“I voucher sono uno strumento utile per l’agricoltura e devono essere reintrodotti”. Così il presidente della Confagricoltura Massimiliano Giansanti interviene nel dibattito in corso in questi giorni che vede coinvolti numerose forze politiche ed esponenti del governo.

L’eliminazione dei voucher in agricoltura è stata una scelta frettolosa e non adeguatamente ponderata. E lo strumento che è stato introdotto in loro sostituzione (contratto di prestazione occasionale) non può certo essere considerato una valida alternativa, a causa di una serie di limitazioni e vincoli che ne restringono fortemente il campo di applicazione, soprattutto nel settore agricolo. È quindi necessario che anche le ultime aperture sul tema del vicepresidente Di Maio, che fa seguito alle numerose dichiarazioni del medesimo tenore rilasciate dal Ministro delle Politiche Agricole, si traducano presto in realtà; nelle campagne infatti è già iniziato il periodo delle grandi raccolte, e con la vendemmia in arrivo c’è maggiore richiesta di manodopera agricola.

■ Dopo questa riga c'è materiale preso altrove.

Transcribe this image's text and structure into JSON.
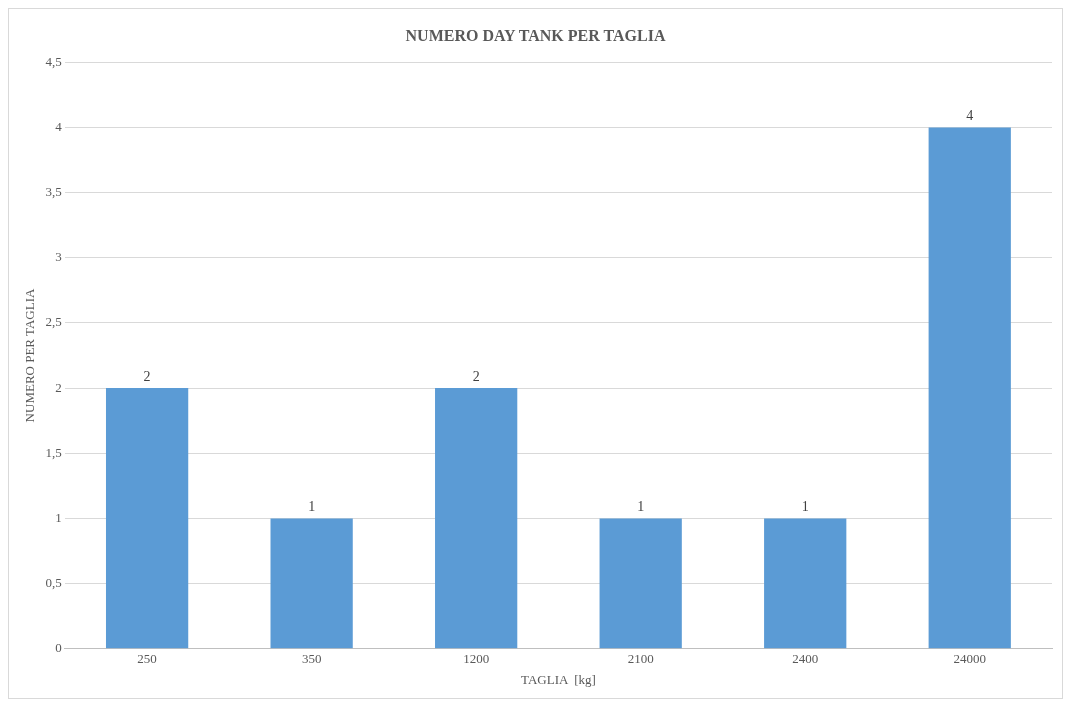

In agricoltura l’esigenza di svolgere prestazioni meramente occasionali ed accessorie è concreta e tutt’altro che infrequente. Non a caso i voucher sono stati sperimentati nel 2008 proprio nel settore primario, con la vendemmia. E se si valutano i dati INPS in modo sereno e distaccato, si scopre che l’agricoltura è uno dei settori produttivi dove il lavoro accessorio è stato utilizzato in modo equilibrato, senza eccessi. Nel periodo 2008-2016, infatti, solo il 4,3 per cento dei voucher complessivamente venduti è stato destinato alle attività agricole. Se poi guardiamo l’ultimo anno disponibile, la percentuale scende addirittura all’1,8 per cento del totale.